The Ram and the Peacock, another picture that concerned Cadence Industries, and The Four Ages were projects that involved considerable effort and tolerance, though glancing at them now I wonder how that was so. The Peacock, being the largest thing I had done and in full colour was, naturally, our showpiece at the July 4th Comic Art Convention (which was our official opening in ' 74, and has become our official birthdate). It took 2 1/2 months to draw and paint. The concept of a barbarian standing over a slain wizard is hardly invigouratingly original. I consider the picture a success in itself, but a failure as a communication. My audience (at that time) I believe were so embroiled in the Conan hero treading the jewelled thrones of Earth under his sandalled feet that they failed to recognize that had he the fortitude, the "Wizard" (The Peacock) in that picture should have been standing triumphant over the barbarian. The images in the picture, where the heathen is but an intruder, were that of intellect and sophistication: a cultured garden; wind chimes with a butterfly device; the actual Peacocks themselves and symbols of Time and Space either side of the protagonists: the sundial and the prism.

 

The wizard is actually a fallen hero. Peacocks and Butterflies I took from the Aesthetic era of the late nineteenth century, which came to an ignoble end with the Oscar Wilde trial in 1895. Although the Marquess of Queensbury was the antagonist persona, I, for one, had always considered it to be the public, the great British public, boorish and idle minded, that killed off Oscar and the Aesthetes in and about his circle. It was entirely coincidental that the initials of the company, GbP, were also that of the Great British Public, thinking it a cosmic chance not to be ignored, I inscribed (drew) GbP on the base of the barbarian's blade.
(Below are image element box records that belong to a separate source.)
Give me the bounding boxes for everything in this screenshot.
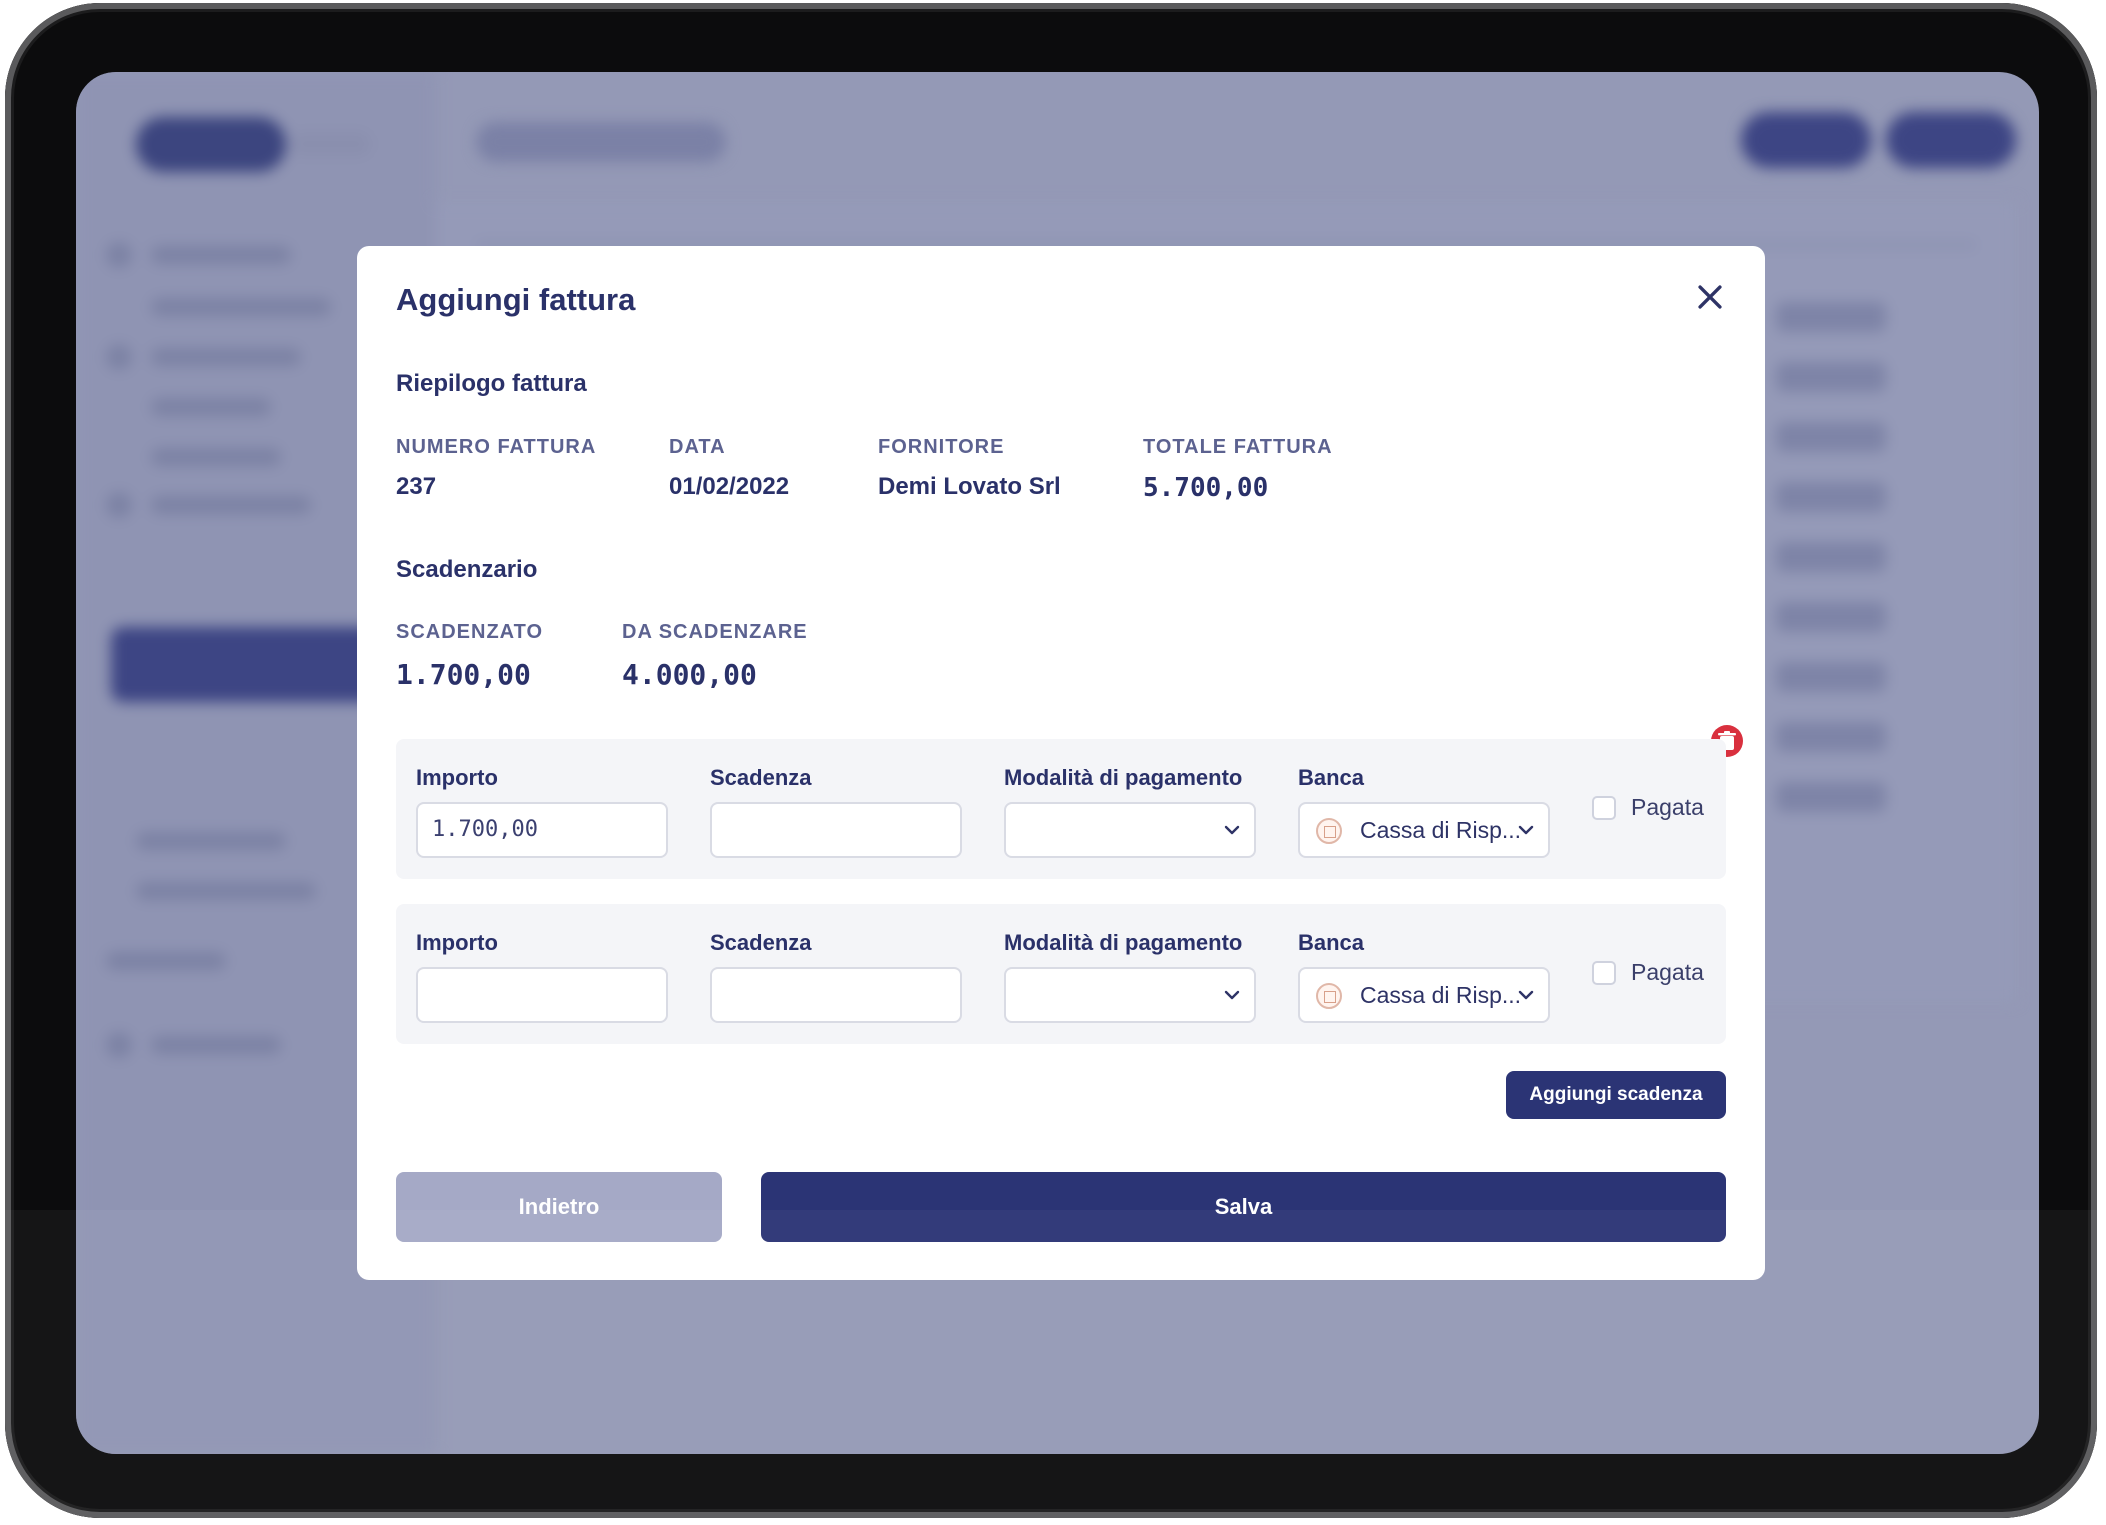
background-row-cell <box>1776 542 1886 572</box>
amount-label: Importo <box>416 765 498 790</box>
summary-label: TOTALE FATTURA <box>1143 436 1333 458</box>
close-icon[interactable] <box>1693 280 1727 314</box>
bank-logo-icon <box>1316 983 1342 1009</box>
invoice-summary-title: Riepilogo fattura <box>396 370 587 397</box>
summary-date: DATA 01/02/2022 <box>669 436 789 501</box>
chevron-down-icon <box>1224 825 1240 835</box>
due-date-label: Scadenza <box>710 930 812 955</box>
background-nav-item <box>106 952 226 970</box>
payment-method-select[interactable] <box>1004 967 1256 1023</box>
background-nav-icon <box>106 492 132 518</box>
paid-label: Pagata <box>1631 959 1704 985</box>
background-page-title <box>476 122 726 162</box>
paid-label: Pagata <box>1631 794 1704 820</box>
schedule-to-schedule: DA SCADENZARE 4.000,00 <box>622 621 808 691</box>
background-nav-item <box>136 832 286 850</box>
background-row-cell <box>1776 722 1886 752</box>
due-date-input[interactable] <box>710 967 962 1023</box>
schedule-value: 1.700,00 <box>396 658 531 691</box>
background-logo-text <box>291 132 371 156</box>
add-invoice-modal: Aggiungi fattura Riepilogo fattura NUMER… <box>357 246 1765 1280</box>
background-top-button <box>1886 112 2016 168</box>
background-nav-item <box>151 496 311 514</box>
tablet-screen: Aggiungi fattura Riepilogo fattura NUMER… <box>76 72 2039 1454</box>
bank-value: Cassa di Risp... <box>1360 817 1522 843</box>
background-nav-item <box>151 398 271 416</box>
modal-title: Aggiungi fattura <box>396 282 636 317</box>
summary-label: NUMERO FATTURA <box>396 436 597 458</box>
background-nav-icon <box>106 344 132 370</box>
schedule-label: DA SCADENZARE <box>622 621 808 643</box>
tablet-frame: Aggiungi fattura Riepilogo fattura NUMER… <box>5 3 2097 1518</box>
background-row-cell <box>1776 782 1886 812</box>
bank-label: Banca <box>1298 930 1365 955</box>
background-row-cell <box>1776 362 1886 392</box>
summary-label: DATA <box>669 436 726 458</box>
summary-invoice-total: TOTALE FATTURA 5.700,00 <box>1143 436 1333 503</box>
due-date-input[interactable] <box>710 802 962 858</box>
background-nav-item <box>151 246 291 264</box>
background-nav-icon <box>106 242 132 268</box>
schedule-scheduled: SCADENZATO 1.700,00 <box>396 621 543 691</box>
paid-checkbox[interactable] <box>1592 961 1616 985</box>
due-date-label: Scadenza <box>710 765 812 790</box>
schedule-label: SCADENZATO <box>396 621 544 643</box>
schedule-title: Scadenzario <box>396 556 538 583</box>
background-nav-item <box>151 348 301 366</box>
background-row-cell <box>1776 302 1886 332</box>
summary-value: 01/02/2022 <box>669 473 790 500</box>
amount-input[interactable]: 1.700,00 <box>416 802 668 858</box>
payment-method-select[interactable] <box>1004 802 1256 858</box>
amount-input[interactable] <box>416 967 668 1023</box>
summary-value: Demi Lovato Srl <box>878 473 1061 500</box>
background-row-cell <box>1776 602 1886 632</box>
summary-supplier: FORNITORE Demi Lovato Srl <box>878 436 1061 501</box>
summary-value: 5.700,00 <box>1143 473 1269 503</box>
background-row-cell <box>1776 482 1886 512</box>
chevron-down-icon <box>1224 990 1240 1000</box>
schedule-value: 4.000,00 <box>622 658 757 691</box>
save-button[interactable]: Salva <box>761 1172 1726 1242</box>
background-top-button <box>1741 112 1871 168</box>
background-row-cell <box>1776 662 1886 692</box>
summary-value: 237 <box>396 473 437 500</box>
background-logo <box>136 117 286 172</box>
background-nav-item <box>151 1036 281 1054</box>
amount-label: Importo <box>416 930 498 955</box>
add-deadline-button[interactable]: Aggiungi scadenza <box>1506 1071 1726 1119</box>
chevron-down-icon <box>1518 990 1534 1000</box>
bank-select[interactable]: Cassa di Risp... <box>1298 967 1550 1023</box>
payment-method-label: Modalità di pagamento <box>1004 765 1243 790</box>
payment-method-label: Modalità di pagamento <box>1004 930 1243 955</box>
background-row-cell <box>1776 422 1886 452</box>
bank-logo-icon <box>1316 818 1342 844</box>
paid-checkbox[interactable] <box>1592 796 1616 820</box>
background-nav-icon <box>106 1032 132 1058</box>
summary-invoice-number: NUMERO FATTURA 237 <box>396 436 596 501</box>
deadline-row: Importo Scadenza Modalità di pagamento B… <box>396 904 1726 1044</box>
bank-value: Cassa di Risp... <box>1360 982 1522 1008</box>
back-button[interactable]: Indietro <box>396 1172 722 1242</box>
chevron-down-icon <box>1518 825 1534 835</box>
background-nav-item <box>151 298 331 316</box>
background-nav-item <box>136 882 316 900</box>
bank-select[interactable]: Cassa di Risp... <box>1298 802 1550 858</box>
background-nav-item <box>151 448 281 466</box>
bank-label: Banca <box>1298 765 1365 790</box>
deadline-row: Importo 1.700,00 Scadenza Modalità di pa… <box>396 739 1726 879</box>
summary-label: FORNITORE <box>878 436 1005 458</box>
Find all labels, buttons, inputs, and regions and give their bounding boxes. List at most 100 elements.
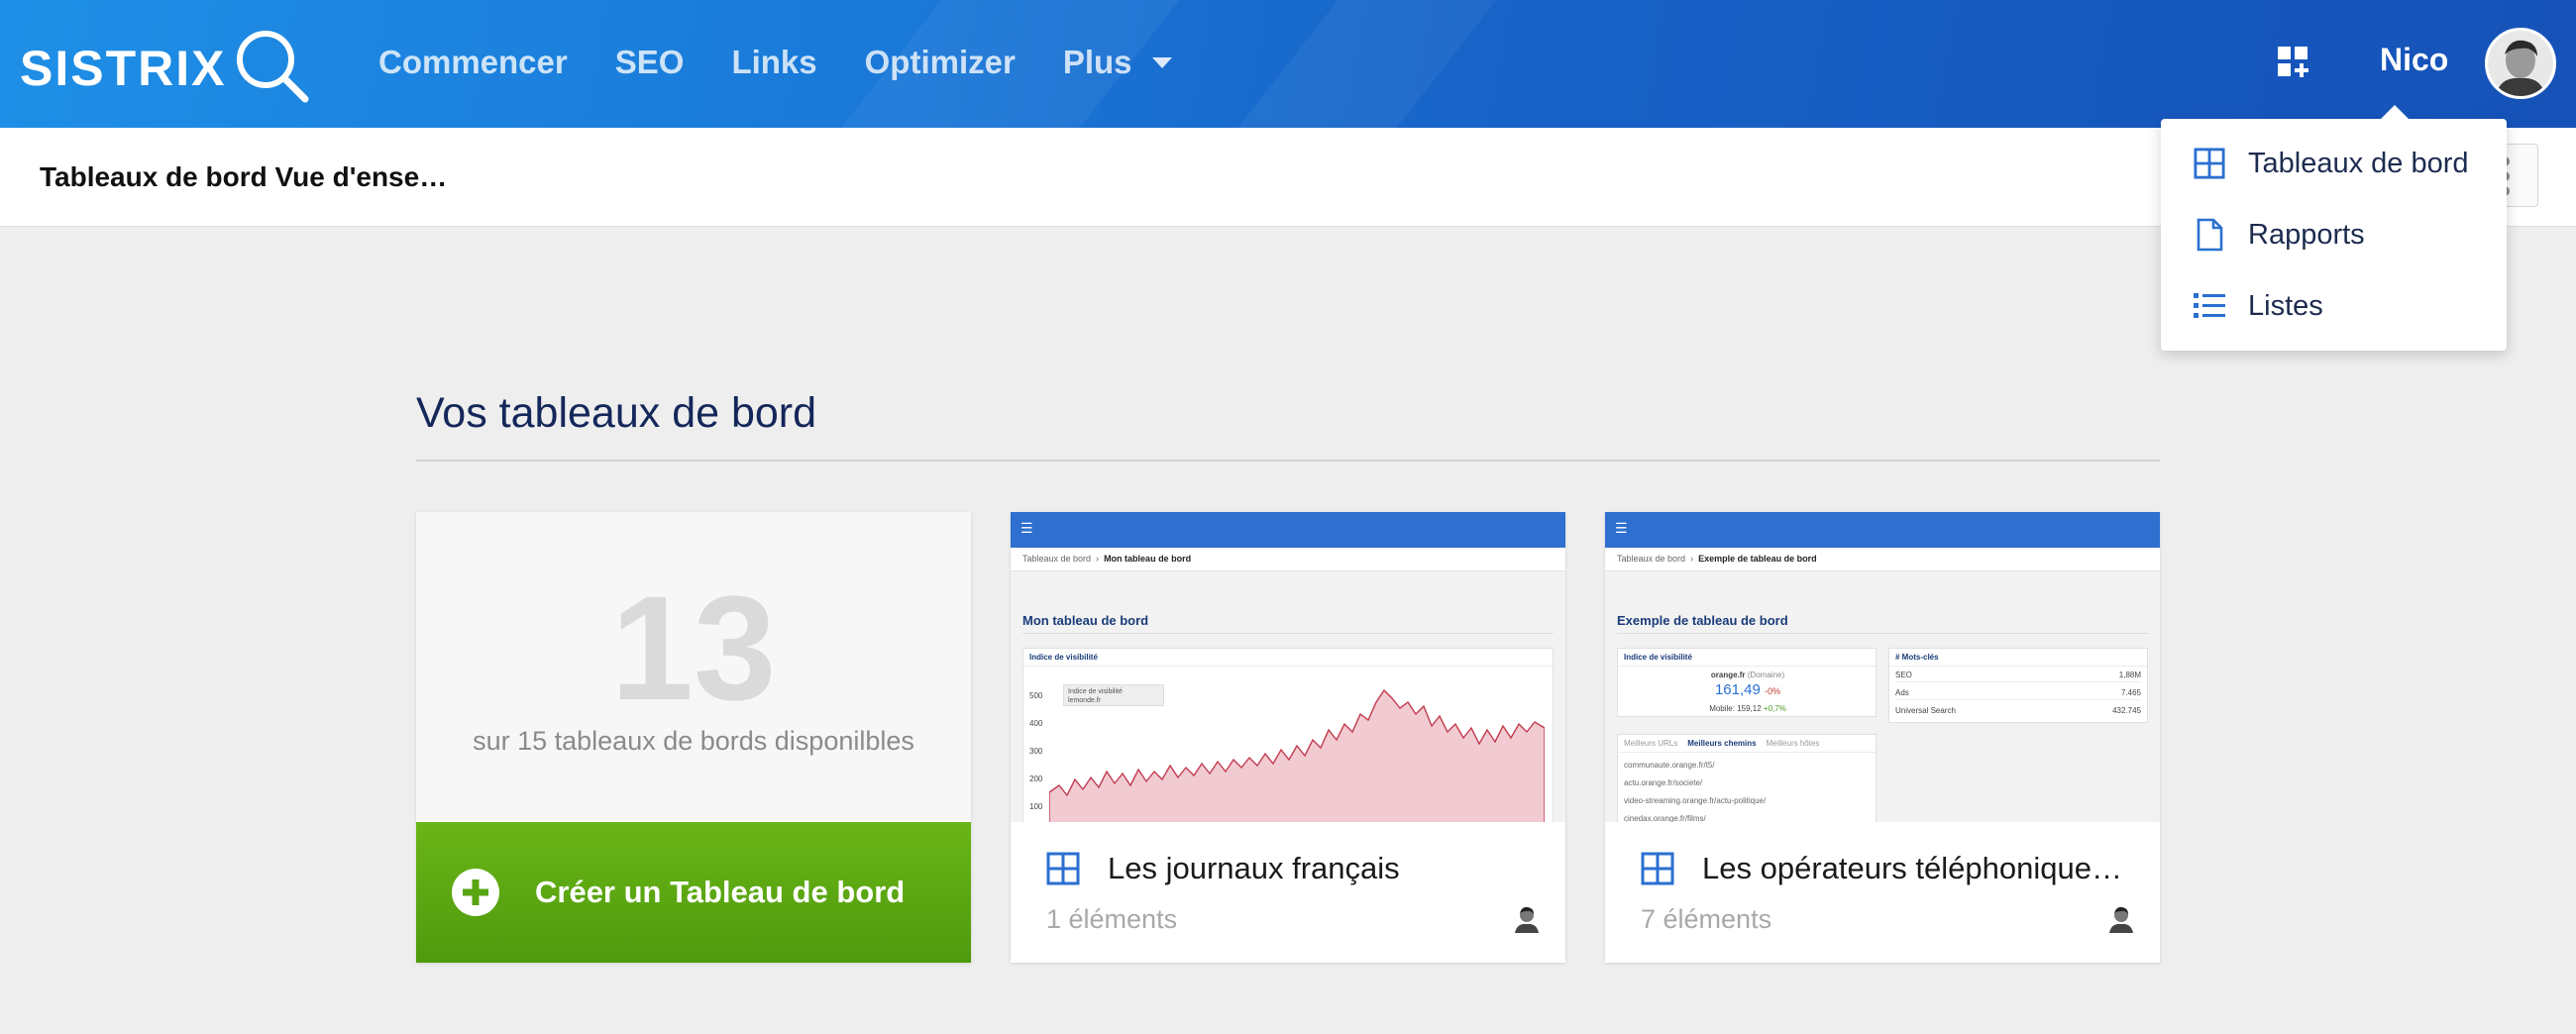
thumb-y-axis: 500 400 300 200 100 — [1029, 682, 1042, 821]
thumb-title: Exemple de tableau de bord — [1617, 613, 1788, 628]
thumb-kw-label: Ads — [1895, 688, 1909, 697]
menu-item-rapports[interactable]: Rapports — [2193, 218, 2365, 252]
nav-label: Plus — [1062, 44, 1132, 80]
sistrix-logo[interactable]: SISTRIX — [20, 28, 309, 108]
avatar[interactable] — [2485, 28, 2556, 99]
dashboard-count: 13 — [610, 565, 777, 731]
dashboard-name[interactable]: Les journaux français — [1108, 851, 1544, 886]
thumb-widget-title: Indice de visibilité — [1618, 649, 1876, 667]
thumb-vis-change: -0% — [1765, 686, 1781, 696]
thumb-area-chart — [1049, 688, 1545, 822]
nav-seo[interactable]: SEO — [615, 44, 685, 81]
nav-label: SEO — [614, 44, 685, 80]
thumb-topbar: ☰ — [1011, 512, 1565, 548]
grid-icon — [1046, 852, 1080, 890]
section-title: Vos tableaux de bord — [416, 389, 817, 437]
owner-avatar-icon — [2106, 903, 2136, 933]
thumb-crumb-root: Tableaux de bord — [1617, 554, 1686, 564]
grid-icon — [1641, 852, 1674, 890]
thumb-paths-widget: Meilleurs URLs Meilleurs chemins Meilleu… — [1617, 734, 1877, 822]
thumb-title: Mon tableau de bord — [1022, 613, 1149, 628]
apps-dropdown-menu: Tableaux de bord Rapports Listes — [2161, 105, 2507, 351]
nav-commencer[interactable]: Commencer — [378, 44, 568, 81]
dashboard-name[interactable]: Les opérateurs téléphonique… — [1702, 851, 2138, 886]
thumb-crumb-current: Mon tableau de bord — [1104, 554, 1192, 564]
thumb-kw-label: SEO — [1895, 671, 1912, 679]
create-dashboard-label: Créer un Tableau de bord — [535, 875, 906, 909]
thumb-kw-row: Universal Search 432.745 — [1895, 706, 2141, 715]
thumb-kw-value: 432.745 — [2112, 706, 2141, 715]
main-nav: Commencer SEO Links Optimizer Plus — [378, 44, 1220, 81]
dashboard-quota-card: 13 sur 15 tableaux de bords disponilbles… — [416, 512, 971, 963]
page-breadcrumb-title: Tableaux de bord Vue d'ense… — [40, 161, 448, 192]
owner-avatar-icon — [1512, 903, 1542, 933]
menu-item-label: Tableaux de bord — [2248, 147, 2469, 179]
thumb-vis-value-line: 161,49 -0% — [1618, 681, 1878, 698]
thumb-divider — [1022, 633, 1554, 634]
document-icon — [2193, 218, 2226, 252]
thumb-crumb-root: Tableaux de bord — [1022, 554, 1092, 564]
thumb-visibility-widget: Indice de visibilité orange.fr (Domaine)… — [1617, 648, 1877, 717]
thumb-tab: Meilleurs URLs — [1624, 739, 1678, 748]
logo-text: SISTRIX — [20, 40, 227, 96]
thumb-divider — [1617, 633, 2148, 634]
thumb-crumb-current: Exemple de tableau de bord — [1698, 554, 1817, 564]
nav-label: Commencer — [378, 44, 568, 80]
user-name[interactable]: Nico — [2380, 42, 2448, 78]
thumb-mobile-change: +0,7% — [1763, 704, 1786, 713]
magnifier-icon — [234, 28, 309, 108]
create-dashboard-button[interactable]: Créer un Tableau de bord — [416, 822, 971, 963]
thumb-kw-value: 7.465 — [2120, 688, 2141, 697]
thumb-breadcrumb: Tableaux de bord › Exemple de tableau de… — [1605, 548, 2160, 571]
thumb-domain: orange.fr — [1710, 671, 1746, 679]
thumb-tab: Meilleurs hôtes — [1766, 739, 1820, 748]
thumb-y-tick: 500 — [1029, 691, 1043, 700]
dashboard-thumbnail: ☰ Tableaux de bord › Mon tableau de bord… — [1011, 512, 1565, 822]
list-icon — [2193, 289, 2226, 323]
thumb-path-list: communaute.orange.fr/t5/ actu.orange.fr/… — [1624, 757, 1766, 822]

Originally, to be more instructive toward the respective character values of each figure, I drew a book (Yellow) obviously owned by the now dead man, fallen on the pathway, but considered it perhaps banal and took it out somewhere along the way. Maybe I should have left it there, perhaps it would have made no difference. I know the public doesn't really consider the heathen (in any circumstances) a hero, I just didn't make my point clearly enough, Beauty and the Beast analogies are ten a penny among gargoyles.